Cette situation soulève une problématique d’homogénéisation entre la France et les autres pays : certaines ISA ne sont pas pleinement retranscrites, et de même pour les NEP, qui intègrent des spécificités nationales.
A titre d’exemples, il n’existe pas dans les ISA d’équivalent à nos NEP 100 pour l’audit des comptes réalisé par plusieurs commissaires aux comptes ou à nos NEP 911 et 912 traitant de l’audit adapté aux petites entreprises. En outre, les normes ISA ne distinguent pas l’audit légal et l’audit contractuel.
Il apparait également un décalage régulier au niveau de l’actualisation de nos normes par rapport à celle des ISA, près de 50% des NEP n’étant pas à jour de l’évolution des normes internationales.
➤ Les ISA, un référentiel plus complet
Les normes internationales comportent 37 normes ISA qui seront à traiter en les complétant ou les amendant pour intégrer les dispositions légales et règlementaires applicables au commissariat aux comptes en France.
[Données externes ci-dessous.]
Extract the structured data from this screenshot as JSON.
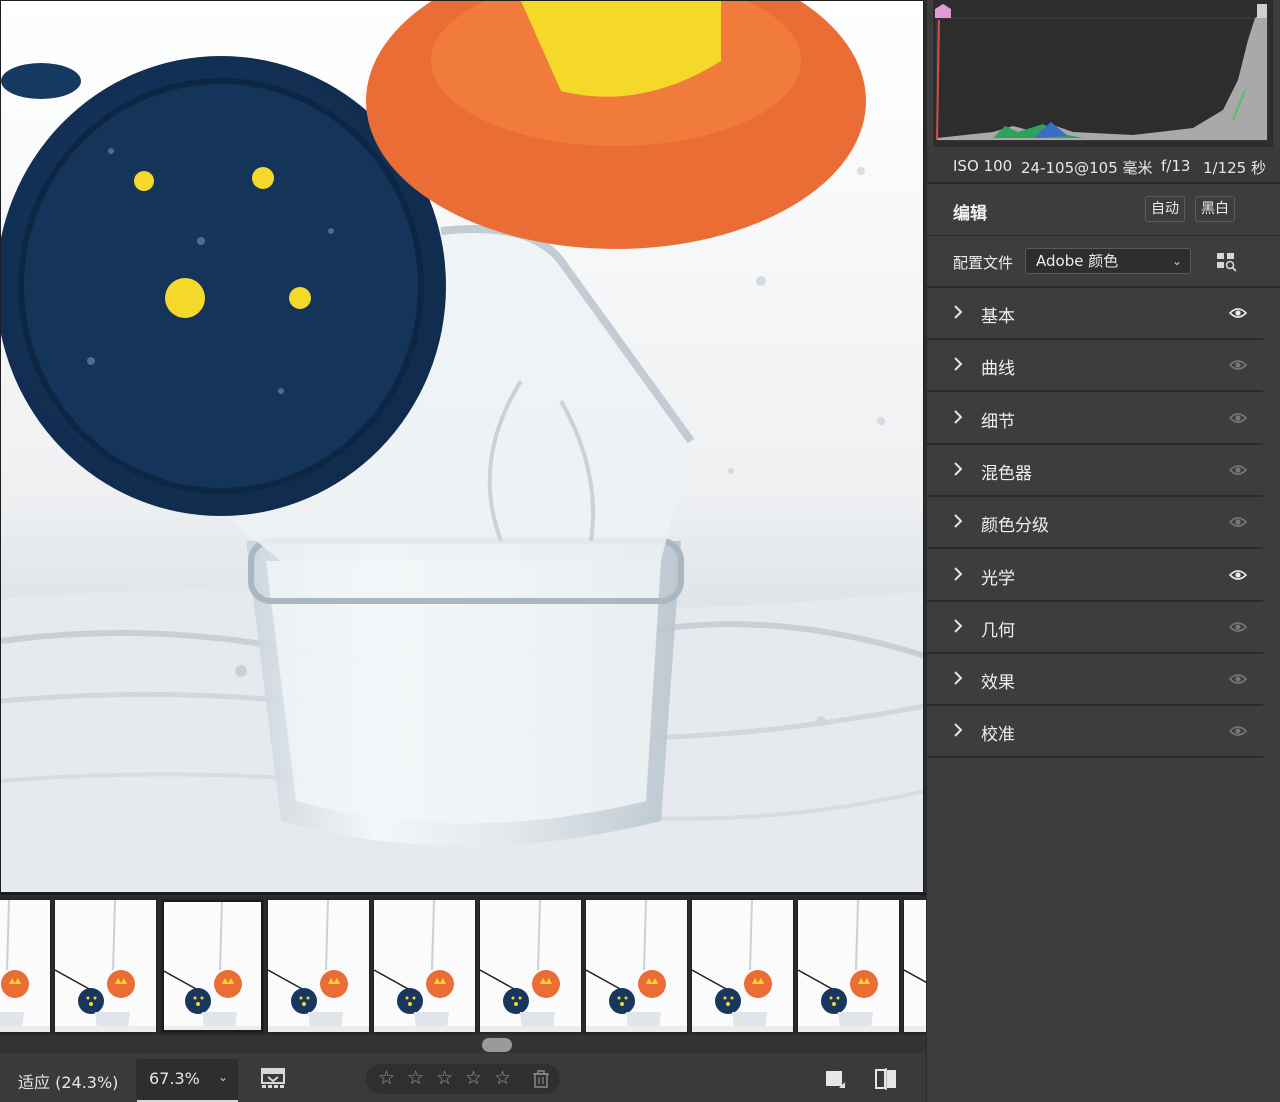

Les ISA font davantage référence au jugement professionnel que nos normes nationales, avec une nécessaire documentation du dossier de travail.
Ce référentiel comporte deux normes internationales portant sur la gestion de la qualité « ISQM »⁽¹⁾, avec possibilité de normes nationales au moins aussi contraignantes.
La Chancellerie ou la H2A devront se positionner sur la notion précise du terme « au moins aussi contraignantes » afin de clarifier l’impact et les changements nécessaires potentiels sur nos textes et nos missions.
L’adaptabilité des deux normes qualité à la taille des cabinets constituera sans conteste un enjeu crucial pour les plus petites structures d’exercice professionnel.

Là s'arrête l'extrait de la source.